Fundamentalismos alimentício-culturais

chá com leite Naqueles horríveis dias que passei em Paris, das poucas coisas que me consolaram foi o pequeno-almoço do hotel, não que fosse algo distinto, mas era abundante em termos de pães e doces, croissants e charcutarias, tinha uma gama interessante de sumos de fruta e leite e café com fartura. Fazia dessa refeição a mais importante e mais dilatada porque era boa e grátis, o custo de vida em Paris é uma loucura para a carteira de um professor de línguas radicado em Varsóvia, mesmo que os “restôs” que frequentasse estivessem situados no setentrional 18º bairro parisiense que começa na Porte de Clignancourt e se estende sombriamente para sul até surgirem pontos de interesse como o Moulin Rouge, casa onde me pediram dezasseis contos de réis de entrada quando eu trabalhava no parque então denominado EuroDisney, idos de 1993, ou a Basílica do Sacré-Cœur de onde se pode ter uma vista mais abrangente da capital francesa da qual se destaca o mamarracho Montparnasse, considerado o segundo edifício mais feio do mundo.
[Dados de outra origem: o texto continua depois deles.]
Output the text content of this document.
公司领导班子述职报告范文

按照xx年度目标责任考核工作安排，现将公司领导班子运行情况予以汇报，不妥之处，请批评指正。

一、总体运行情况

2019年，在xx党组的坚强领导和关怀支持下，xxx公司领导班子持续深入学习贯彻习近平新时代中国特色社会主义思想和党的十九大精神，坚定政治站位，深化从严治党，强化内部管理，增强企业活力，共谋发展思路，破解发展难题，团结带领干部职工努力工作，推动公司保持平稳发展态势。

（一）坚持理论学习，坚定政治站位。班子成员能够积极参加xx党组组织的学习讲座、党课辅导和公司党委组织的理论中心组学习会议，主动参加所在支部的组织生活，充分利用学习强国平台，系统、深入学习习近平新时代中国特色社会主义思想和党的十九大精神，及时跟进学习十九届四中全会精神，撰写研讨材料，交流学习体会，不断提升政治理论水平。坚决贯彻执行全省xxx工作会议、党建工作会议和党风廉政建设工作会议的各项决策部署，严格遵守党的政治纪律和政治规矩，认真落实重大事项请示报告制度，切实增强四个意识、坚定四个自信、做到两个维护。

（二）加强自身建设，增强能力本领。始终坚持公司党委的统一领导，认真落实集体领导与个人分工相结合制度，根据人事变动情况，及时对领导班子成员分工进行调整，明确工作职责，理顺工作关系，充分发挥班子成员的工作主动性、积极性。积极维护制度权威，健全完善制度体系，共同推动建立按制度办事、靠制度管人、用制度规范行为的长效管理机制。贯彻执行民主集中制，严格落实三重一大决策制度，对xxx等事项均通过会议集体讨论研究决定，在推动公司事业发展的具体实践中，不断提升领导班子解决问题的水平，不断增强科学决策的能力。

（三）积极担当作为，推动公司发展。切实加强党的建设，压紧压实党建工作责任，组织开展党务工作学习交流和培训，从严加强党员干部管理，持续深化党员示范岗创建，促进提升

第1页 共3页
Então, vamos lá conversar sobre esse pequeno-almoço.

Não posso deixar de frisar o quão mau foi para mim passar seis dias de clausura em Paris, terra que acalenta o sonho de muita gente, a cidade do amor, da luz, das baguettes, do raio que parta os franceses, povo mais chato, arrogante e presunçoso que tem uma língua gay irritantemente cheias de “õs” e “ãs” e uma seleção de futebol cujos títulos ganhos deve-os a imigrantes de primeira e segunda geração. Nada na França me cativa (só talvez a Disneyland Paris mas o parque de francês não tem nada) e de cada vez que atravessei o país de De Gaulle cheirei sempre sarilhos. A autoestrada é caríssima, o combustível também, se abdicarmos da autoestrada viajamos por uma paisagem que não tem nada de interessante tirando a pausa que fiz em St Jean de Luz na última viagem, nem a cuisine francesa me seduz, tendências modernas de doses pequenas não satisfazem o paladar dum raspa-tachos como eu habituado às consistentes sopas da minha avó. O pequeno-almoço francês também obedece a uma regra elementar que eu ignorava até ter vivido esta minha malfadada aventura gaulesa: o croissant só se come com coisas doces.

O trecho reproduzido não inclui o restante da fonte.